Untlited "Running Gun" Game

–Have you got any game you left aside? Why?

–I once started a two player co-operative shoot'em up called Lazytech which had two ridiculously hard levels. I axed the game due to the lack of skill at that time. I also started a "running gun" game. Unfortunately, a preview leaked and was spread under the name Turrican 3 which alerted the intellectual property owners! :)

–What do you think about the fact that after so many years, the scene of C64 is so active and they are even still producing new programs and videogames?

–The C64 is a great machine and it inspired many people of our generation. It was powerful enough to run all kinds of great games, and at the same time so limited that developers were forced to focus on the really important aspects of a game. That's why so many interesting games existed and I think that's also the reason why people still create and play games on this machine today. To be honest, I didn't expect this great public interest in retro-computing, but I'm glad to be part of it! :)

Jakob Voos (Protovision) & Chester Kollschen

–What do you think about the latest videogames for the big platforms? Do you think that the characteristic traits are lost?

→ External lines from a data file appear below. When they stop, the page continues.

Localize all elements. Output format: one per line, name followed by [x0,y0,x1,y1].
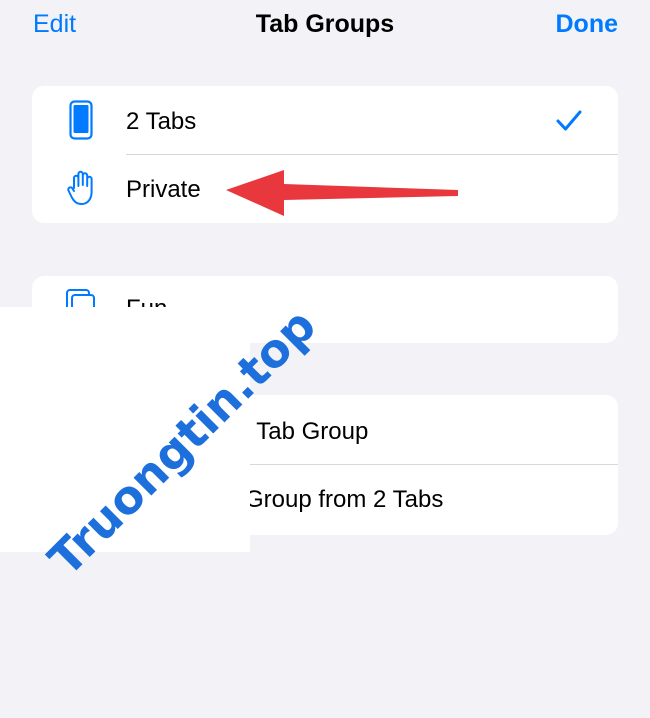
done-button[interactable]: Done [556,10,619,39]
phone-icon [69,100,93,140]
checkmark-icon [556,110,582,131]
tab-group-label: Private [126,176,201,203]
annotation-arrow-icon [226,170,458,216]
nav-bar: Edit Tab Groups Done [0,0,650,56]
page-title: Tab Groups [255,10,395,38]
hand-icon [67,170,93,205]
tab-group-row-2-tabs[interactable]: 2 Tabs [32,86,618,154]
tab-group-label: 2 Tabs [126,108,197,135]
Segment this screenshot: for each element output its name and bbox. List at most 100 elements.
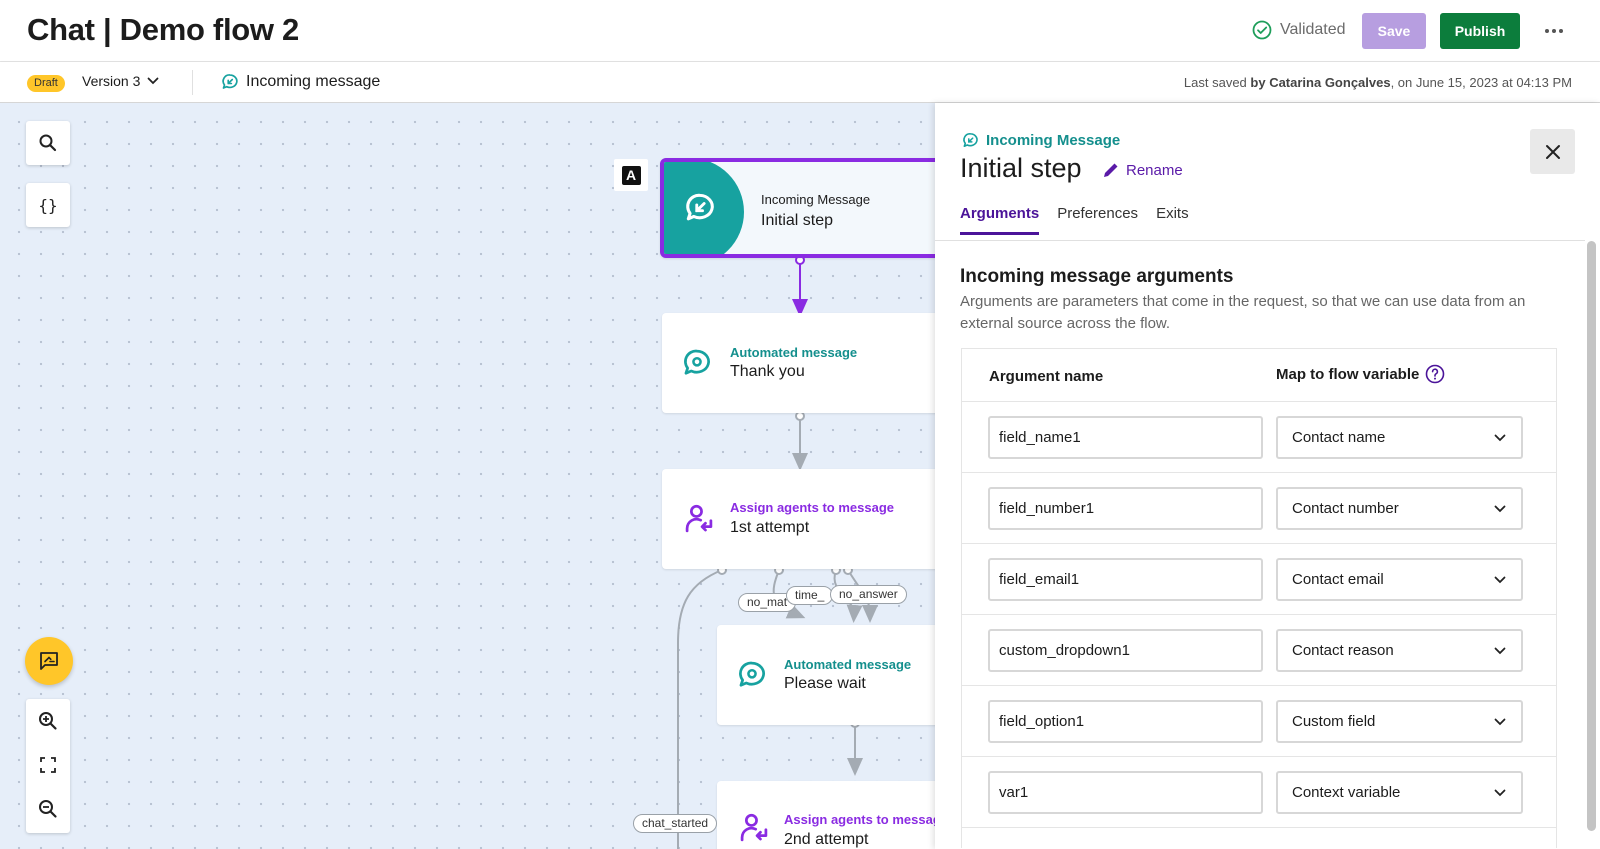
- version-label: Version 3: [82, 73, 141, 89]
- tab-preferences[interactable]: Preferences: [1057, 205, 1138, 235]
- step-details-panel: Incoming Message Initial step Rename Arg…: [935, 103, 1600, 849]
- feedback-button[interactable]: [25, 637, 73, 685]
- flow-variable-select[interactable]: Context variable: [1276, 771, 1523, 814]
- node-name: 1st attempt: [730, 519, 810, 536]
- flow-variable-select[interactable]: Contact name: [1276, 416, 1523, 459]
- panel-title: Initial step: [960, 153, 1082, 183]
- flow-variable-select[interactable]: Contact reason: [1276, 629, 1523, 672]
- close-panel-button[interactable]: [1530, 129, 1575, 174]
- chevron-down-icon: [1494, 789, 1506, 796]
- automated-message-icon: [739, 661, 765, 687]
- node-type: Assign agents to message: [730, 500, 894, 515]
- argument-name-input[interactable]: [988, 416, 1263, 459]
- tab-arguments[interactable]: Arguments: [960, 205, 1040, 235]
- table-row: Contact reason: [962, 615, 1556, 686]
- zoom-out-icon: [39, 800, 57, 818]
- table-header: Argument name Map to flow variable: [962, 349, 1556, 402]
- zoom-controls: [26, 699, 70, 833]
- node-name: Initial step: [761, 212, 834, 229]
- zoom-in-icon: [39, 712, 57, 730]
- incoming-message-icon: [222, 74, 238, 89]
- connector-label-chat-started[interactable]: chat_started: [633, 814, 718, 833]
- page-title: Chat | Demo flow 2: [27, 12, 299, 47]
- connector-label-timeout[interactable]: time_: [786, 586, 834, 605]
- draft-badge: Draft: [27, 75, 65, 92]
- table-row: Contact name: [962, 402, 1556, 473]
- connector-label-no-answer[interactable]: no_answer: [830, 585, 907, 604]
- tabs-divider: [935, 240, 1585, 241]
- column-header-map: Map to flow variable: [1276, 364, 1445, 384]
- assign-agent-icon: [685, 504, 713, 533]
- pencil-icon: [1104, 163, 1118, 177]
- search-button[interactable]: [26, 121, 70, 165]
- automated-message-icon: [684, 349, 710, 375]
- argument-name-input[interactable]: [988, 629, 1263, 672]
- variables-button[interactable]: {}: [26, 183, 70, 227]
- check-circle-icon: [1252, 20, 1272, 40]
- close-icon: [1545, 144, 1560, 159]
- divider: [192, 70, 193, 95]
- argument-name-input[interactable]: [988, 487, 1263, 530]
- panel-step-type: Incoming Message: [961, 131, 1120, 150]
- validation-status: Validated: [1252, 20, 1346, 40]
- flow-variable-select[interactable]: Custom field: [1276, 700, 1523, 743]
- save-button[interactable]: Save: [1362, 13, 1426, 49]
- table-row: Context variable: [962, 757, 1556, 828]
- chevron-down-icon: [1494, 647, 1506, 654]
- fullscreen-icon: [40, 757, 56, 773]
- feedback-icon: [40, 652, 58, 670]
- argument-name-input[interactable]: [988, 558, 1263, 601]
- validated-label: Validated: [1280, 21, 1346, 38]
- flow-node-1st-attempt[interactable]: Assign agents to message 1st attempt: [662, 469, 935, 569]
- node-type: Automated message: [730, 345, 858, 360]
- incoming-message-icon: [686, 193, 714, 221]
- top-header: Chat | Demo flow 2 Validated Save Publis…: [0, 0, 1600, 62]
- chevron-down-icon: [147, 77, 159, 85]
- chevron-down-icon: [1494, 576, 1506, 583]
- fit-view-button[interactable]: [26, 743, 70, 787]
- argument-name-input[interactable]: [988, 700, 1263, 743]
- help-icon[interactable]: [1425, 364, 1445, 384]
- node-type: Incoming Message: [761, 192, 871, 207]
- table-row: Custom field: [962, 686, 1556, 757]
- flow-node-2nd-attempt[interactable]: Assign agents to messag 2nd attempt: [717, 781, 935, 849]
- flow-variable-select[interactable]: Contact email: [1276, 558, 1523, 601]
- assign-agent-icon: [740, 813, 768, 842]
- publish-button[interactable]: Publish: [1440, 13, 1520, 49]
- flow-variable-select[interactable]: Contact number: [1276, 487, 1523, 530]
- version-select[interactable]: Version 3: [82, 73, 160, 89]
- tab-exits[interactable]: Exits: [1156, 205, 1189, 235]
- current-step: Incoming message: [220, 72, 380, 92]
- flow-node-thank-you[interactable]: Automated message Thank you: [662, 313, 935, 413]
- arguments-table: Argument name Map to flow variable Conta…: [961, 348, 1557, 848]
- chevron-down-icon: [1494, 505, 1506, 512]
- node-type: Assign agents to messag: [784, 812, 935, 827]
- rename-button[interactable]: Rename: [1102, 161, 1183, 179]
- section-description: Arguments are parameters that come in th…: [960, 293, 1526, 332]
- sub-header: Draft Version 3 Incoming message Last sa…: [0, 62, 1600, 103]
- section-title: Incoming message arguments: [960, 266, 1234, 287]
- last-saved: Last saved by Catarina Gonçalves, on Jun…: [1183, 75, 1572, 90]
- node-name: Thank you: [730, 363, 805, 380]
- node-name: Please wait: [784, 675, 866, 692]
- table-row: Contact number: [962, 473, 1556, 544]
- zoom-in-button[interactable]: [26, 699, 70, 743]
- chevron-down-icon: [1494, 434, 1506, 441]
- flow-node-initial-step[interactable]: Incoming Message Initial step: [660, 158, 935, 258]
- chevron-down-icon: [1494, 718, 1506, 725]
- start-point-marker: A: [614, 159, 648, 191]
- node-name: 2nd attempt: [784, 831, 869, 848]
- column-header-argument: Argument name: [989, 368, 1104, 385]
- argument-name-input[interactable]: [988, 771, 1263, 814]
- search-icon: [39, 134, 57, 152]
- incoming-message-icon: [963, 133, 978, 148]
- panel-scrollbar[interactable]: [1587, 241, 1596, 831]
- flow-node-please-wait[interactable]: Automated message Please wait: [717, 625, 935, 725]
- more-options-icon[interactable]: [1540, 20, 1568, 42]
- panel-tabs: Arguments Preferences Exits: [960, 205, 1189, 235]
- node-type: Automated message: [784, 657, 912, 672]
- flow-canvas[interactable]: {} A Incoming Message Initial step Autom…: [0, 103, 935, 849]
- zoom-out-button[interactable]: [26, 787, 70, 831]
- current-step-label: Incoming message: [246, 73, 381, 90]
- table-row: Contact email: [962, 544, 1556, 615]
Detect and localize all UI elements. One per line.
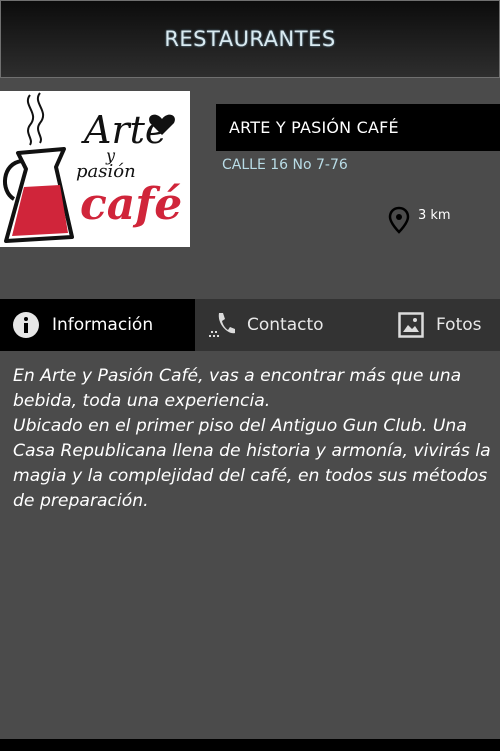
distance-indicator: 3 km bbox=[388, 206, 451, 234]
tab-label: Fotos bbox=[436, 315, 482, 335]
page-title: RESTAURANTES bbox=[164, 27, 336, 51]
description-paragraph: En Arte y Pasión Café, vas a encontrar m… bbox=[13, 366, 462, 411]
image-icon bbox=[398, 312, 424, 338]
tab-contacto[interactable]: Contacto bbox=[195, 299, 390, 351]
tab-label: Información bbox=[52, 315, 154, 335]
description-paragraph: Ubicado en el primer piso del Antiguo Gu… bbox=[13, 416, 491, 511]
restaurant-name-bar: ARTE Y PASIÓN CAFÉ bbox=[216, 104, 500, 151]
location-pin-icon bbox=[388, 206, 410, 234]
tab-bar: Información Contacto Fotos bbox=[0, 299, 500, 351]
restaurant-logo: Arte y pasión café bbox=[0, 91, 190, 247]
info-icon bbox=[12, 311, 40, 339]
tab-label: Contacto bbox=[247, 315, 324, 335]
header: RESTAURANTES bbox=[0, 0, 500, 78]
svg-text:café: café bbox=[80, 179, 182, 230]
distance-value: 3 km bbox=[418, 208, 451, 223]
phone-icon bbox=[209, 311, 235, 339]
tab-informacion[interactable]: Información bbox=[0, 299, 195, 351]
restaurant-description: En Arte y Pasión Café, vas a encontrar m… bbox=[13, 364, 491, 514]
restaurant-address: CALLE 16 No 7-76 bbox=[222, 157, 348, 173]
restaurant-name: ARTE Y PASIÓN CAFÉ bbox=[229, 118, 399, 137]
bottom-bar bbox=[0, 739, 500, 751]
tab-fotos[interactable]: Fotos bbox=[390, 299, 500, 351]
svg-text:Arte: Arte bbox=[81, 108, 167, 152]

–While I really do admire the technical improvements in today's games in terms of graphics, speed and realism, there are many things that, in my opinion, went into the wrong direction: unfinished games with downloadable content, free-to-play aka "freemium", in-game-advertising, missing single-player campaigns, social media integration, achievements, the necessity of registrating, ten hours of updating... There's so much noise that distracts from the most important thing: the game itself! However, I do like point-and-click adventures which luckily are still being made today.

–New projects in mind?

–Yes, we have several concept ideas that we are considering for the time after Sam's Journey. It's a bit too early to talk about them, but one or two of them might as well be C64 material.

–When will be Sam's Journey be available?

–Our testers have just tested and approved the first third of all the games' levels. We're currently creating the bosses. And the guys at Protovision already have disks, cartridges and additional gimmicks on stock. We can clearly see the finish line! :)

–Thank you for answering all those questions.